I just got 50lbs of hard white wheat. I'm going to malt some and then lightly smoke it with pecan wood. Should make a nice addition to a porter for winter.
 
I'm curious how you smoke it. Having a wood stove, I have a bunch of apple, cherry and hickory wood at my disposal. Any suggestions or tips would be appreciated.
 
I put trays of malt in an upright propane smoker. I've done both brief high heat lots of smoke and longer low little smoke and prefer the long/low method. Either way I usually plan for a loss of gravity contribution in the resulting smoke malt due to the heat and usually compensate with extra two row.

I would like to try cold smoking, but I don't have the gear for it. I keep pecan, mesquite, and peach on hand for such projects.
 
What kind of time frame would I be looking at with the long/low method? I have access to a commercial size smoker at a processing facility and can do both hot and cold smoke. They use hickory which could be and interesting addition for a smoked wheat beer. I have a small hot smoker myself that I could play around with also.
 
I usually go between one and two hours but it just depends on what kind of intensity you want and how much contact with smoke your malt gets in the smoker. If you have the means to keep the smoke temp at 95-110, which I don't, you could combine the smoking and drying phase into one. In that case I would smoke until the malt was dried. That would produce an interesting product.

I will be interested to hear your results.
 
OP - Where do you source your unmalted wheat. If it's seed, I assume in the spring? I skimmed the thread but must have missed it.
 
I typically get mine from local food co-ops. I think this last batch came from bountiful baskets. My wife typically watches several co-ops for grain and bulk produce.
 
Can you over-dry the malted wheat? If you do, what would happen? I'm using a cheap dehydrator from Walmart, It blows at ~150F, And I left the wheat on for about 36 hours.

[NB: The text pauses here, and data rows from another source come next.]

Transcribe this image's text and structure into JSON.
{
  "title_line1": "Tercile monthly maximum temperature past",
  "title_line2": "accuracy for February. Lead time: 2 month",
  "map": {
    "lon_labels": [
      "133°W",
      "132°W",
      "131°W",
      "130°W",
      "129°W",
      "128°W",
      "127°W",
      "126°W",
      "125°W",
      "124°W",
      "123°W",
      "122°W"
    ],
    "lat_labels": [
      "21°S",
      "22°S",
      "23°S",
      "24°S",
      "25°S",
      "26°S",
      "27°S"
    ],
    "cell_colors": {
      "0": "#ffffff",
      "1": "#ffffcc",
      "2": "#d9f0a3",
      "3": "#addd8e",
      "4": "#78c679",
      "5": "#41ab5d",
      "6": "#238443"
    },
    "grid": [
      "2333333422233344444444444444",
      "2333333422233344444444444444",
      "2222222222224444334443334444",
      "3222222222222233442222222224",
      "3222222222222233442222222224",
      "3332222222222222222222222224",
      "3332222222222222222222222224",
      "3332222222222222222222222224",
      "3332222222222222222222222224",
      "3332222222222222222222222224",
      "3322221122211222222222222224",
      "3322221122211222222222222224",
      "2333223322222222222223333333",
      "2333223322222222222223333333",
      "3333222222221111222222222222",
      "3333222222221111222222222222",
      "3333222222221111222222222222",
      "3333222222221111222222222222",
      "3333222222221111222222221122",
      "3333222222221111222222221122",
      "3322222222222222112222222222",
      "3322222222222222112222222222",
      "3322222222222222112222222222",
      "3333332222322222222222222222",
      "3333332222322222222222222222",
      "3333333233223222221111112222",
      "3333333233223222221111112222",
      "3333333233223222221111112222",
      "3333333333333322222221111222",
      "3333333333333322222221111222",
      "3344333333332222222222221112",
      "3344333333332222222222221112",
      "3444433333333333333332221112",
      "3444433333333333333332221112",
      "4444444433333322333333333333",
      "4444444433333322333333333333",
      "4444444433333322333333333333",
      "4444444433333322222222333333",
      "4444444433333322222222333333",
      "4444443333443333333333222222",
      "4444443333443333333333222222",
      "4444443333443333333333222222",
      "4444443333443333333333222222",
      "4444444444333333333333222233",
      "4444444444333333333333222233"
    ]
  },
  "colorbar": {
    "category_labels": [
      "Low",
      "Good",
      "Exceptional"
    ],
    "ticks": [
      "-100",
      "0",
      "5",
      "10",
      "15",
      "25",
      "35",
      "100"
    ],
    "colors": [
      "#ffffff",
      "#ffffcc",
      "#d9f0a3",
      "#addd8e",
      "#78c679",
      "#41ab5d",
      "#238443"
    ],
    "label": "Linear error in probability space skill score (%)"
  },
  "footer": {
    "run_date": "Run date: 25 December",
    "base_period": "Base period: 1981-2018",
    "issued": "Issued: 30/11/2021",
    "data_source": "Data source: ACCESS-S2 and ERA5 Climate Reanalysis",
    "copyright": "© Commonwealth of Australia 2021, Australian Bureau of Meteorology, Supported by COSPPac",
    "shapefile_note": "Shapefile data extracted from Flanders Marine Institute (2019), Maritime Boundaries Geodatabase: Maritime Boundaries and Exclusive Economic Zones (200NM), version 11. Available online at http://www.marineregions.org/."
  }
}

Also, I've read that you should let the malt sit for two weeks or so before using it once you've completed the process. Whats the reason for this, and is it necessary?
 
Just reading this old post. Thank you for the information. I used to make wheatgrass, so was not really worried about attempting home malting. That said, my OLD wheat had a terrible sprouting rate. Will try it again someday with your soaking times, but till then am trying with a new bag. $15 for 50lbs makes it s fun experiment.

Drilled out the bottom of a homer bucket with 200+ .1" holes. Makes soaking and draining super easy.